Review Method
Accessibility review needs a target, a test path, and evidence.
The goal is a remediation path a product team can understand, estimate, implement, and retest without treating accessibility as a one-time scan report.
Manual review path
- Keyboard-only operation, focus order, and visible focus
- Accessible names, descriptions, headings, landmarks, and reading order
- Screen reader spot checks for form flow, dynamic updates, and complex widgets
- Zoom, reflow, contrast, reduced motion, and forced-colors behavior
Finding format
- Severity, affected users, and affected WCAG criterion
- Reproduction path, expected behavior, and observed behavior
- Code-level remediation guidance and acceptance criteria
- Retest status and evidence captured after remediation
Tooling boundary
Automated checks help catch regressions and obvious failures, but they do not determine accessibility by themselves. Human review remains part of the acceptance path for semantics, interaction behavior, and user impact.
Deliverables
The output should support implementation, not just reporting.

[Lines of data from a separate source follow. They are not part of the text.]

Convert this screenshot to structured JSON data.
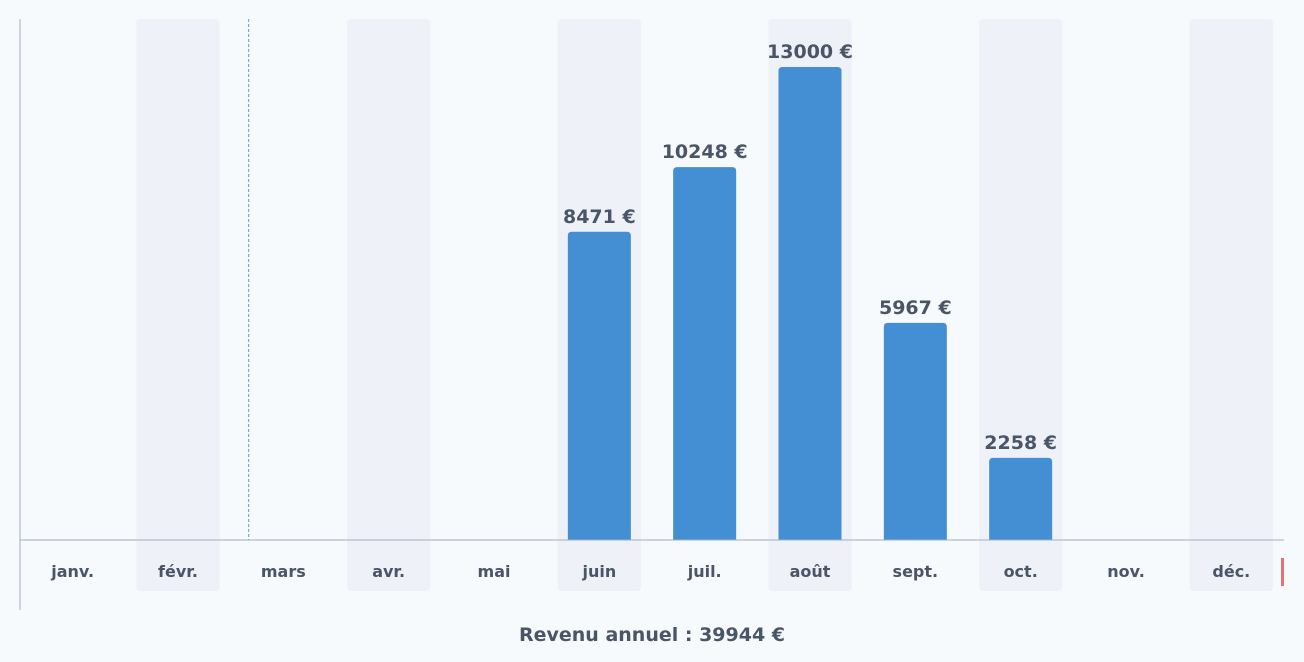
{
  "chart_data": {
    "type": "bar",
    "categories": [
      "janv.",
      "févr.",
      "mars",
      "avr.",
      "mai",
      "juin",
      "juil.",
      "août",
      "sept.",
      "oct.",
      "nov.",
      "déc."
    ],
    "values": [
      0,
      0,
      0,
      0,
      0,
      8471,
      10248,
      13000,
      5967,
      2258,
      0,
      0
    ],
    "value_labels": [
      "",
      "",
      "",
      "",
      "",
      "8471 €",
      "10248 €",
      "13000 €",
      "5967 €",
      "2258 €",
      "",
      ""
    ],
    "ylim": [
      0,
      13000
    ],
    "grid": false,
    "bar_color": "#448ed4",
    "band_color": "#eef1f7",
    "axis_color": "#a0aec0",
    "marker_color": "#e57373",
    "dashed_marker_after": "févr.",
    "highlight_marker_after": "déc."
  },
  "footer": {
    "annual_total": "Revenu annuel : 39944 €"
  }
}
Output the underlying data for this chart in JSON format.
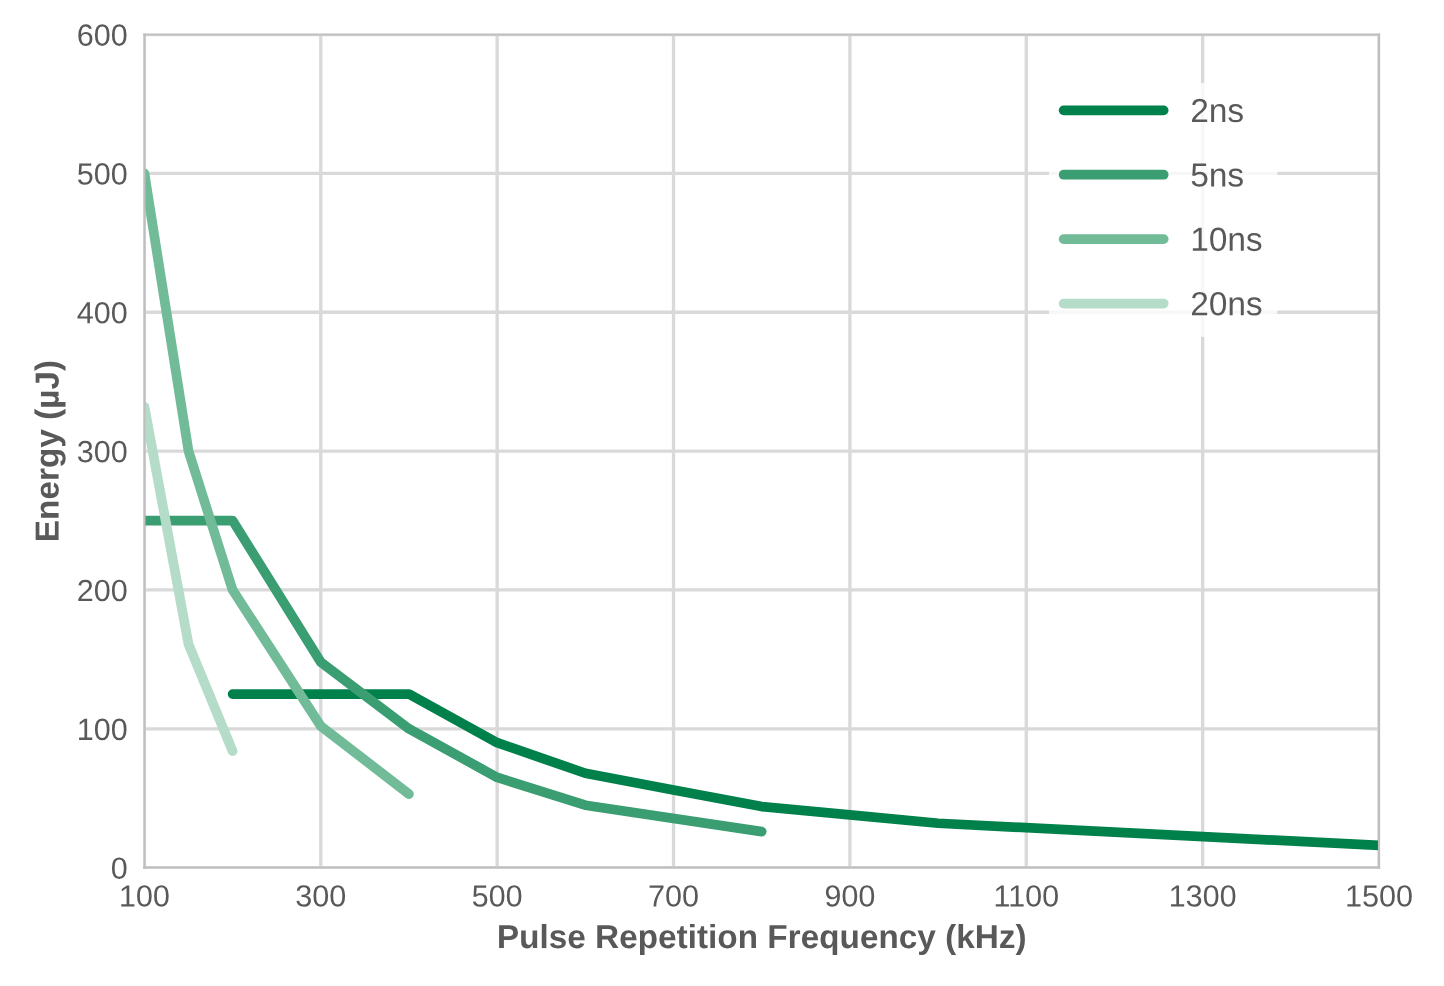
{
  "chart_data": {
    "type": "line",
    "xlabel": "Pulse Repetition Frequency (kHz)",
    "ylabel": "Energy (µJ)",
    "xlim": [
      100,
      1500
    ],
    "xticks": [
      100,
      300,
      500,
      700,
      900,
      1100,
      1300,
      1500
    ],
    "ylim": [
      0,
      600
    ],
    "yticks": [
      0,
      100,
      200,
      300,
      400,
      500,
      600
    ],
    "grid": true,
    "legend": "top right",
    "marker": "none",
    "line_style": "solid",
    "series": [
      {
        "name": "2ns",
        "color": "#00804a",
        "x": [
          200,
          400,
          500,
          600,
          700,
          800,
          900,
          1000,
          1500
        ],
        "values": [
          125,
          125,
          90,
          68,
          56,
          44,
          38,
          32,
          16
        ]
      },
      {
        "name": "5ns",
        "color": "#3a9e72",
        "x": [
          100,
          200,
          300,
          400,
          500,
          600,
          800
        ],
        "values": [
          250,
          250,
          148,
          100,
          65,
          45,
          26
        ]
      },
      {
        "name": "10ns",
        "color": "#72bb98",
        "x": [
          100,
          150,
          200,
          300,
          400
        ],
        "values": [
          500,
          300,
          200,
          102,
          53
        ]
      },
      {
        "name": "20ns",
        "color": "#b5dcc9",
        "x": [
          100,
          150,
          200
        ],
        "values": [
          332,
          161,
          84
        ]
      }
    ]
  }
}
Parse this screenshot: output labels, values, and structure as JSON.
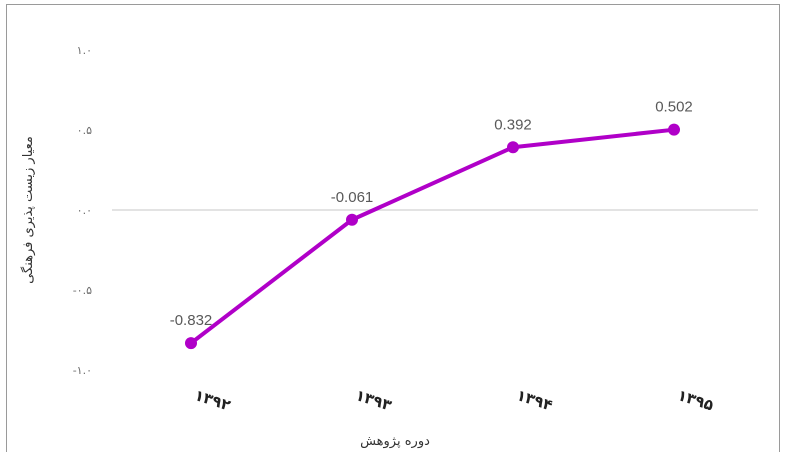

Findings are useful only when the affected workflow, acceptance path, and retest expectation are clear.
Baseline and scope
Target standard, tested workflows, browsers, assistive technology spot checks, and explicit out-of-scope areas.
Findings backlog
Prioritized issues with reproduction steps, user impact, affected criteria, implementation guidance, and acceptance criteria.
Remediation support
Code-level guidance for component patterns, forms, focus behavior, dynamic state, contrast, and semantic structure.
Retest evidence
Verification notes after remediation so the team can distinguish fixed, deferred, and newly discovered work.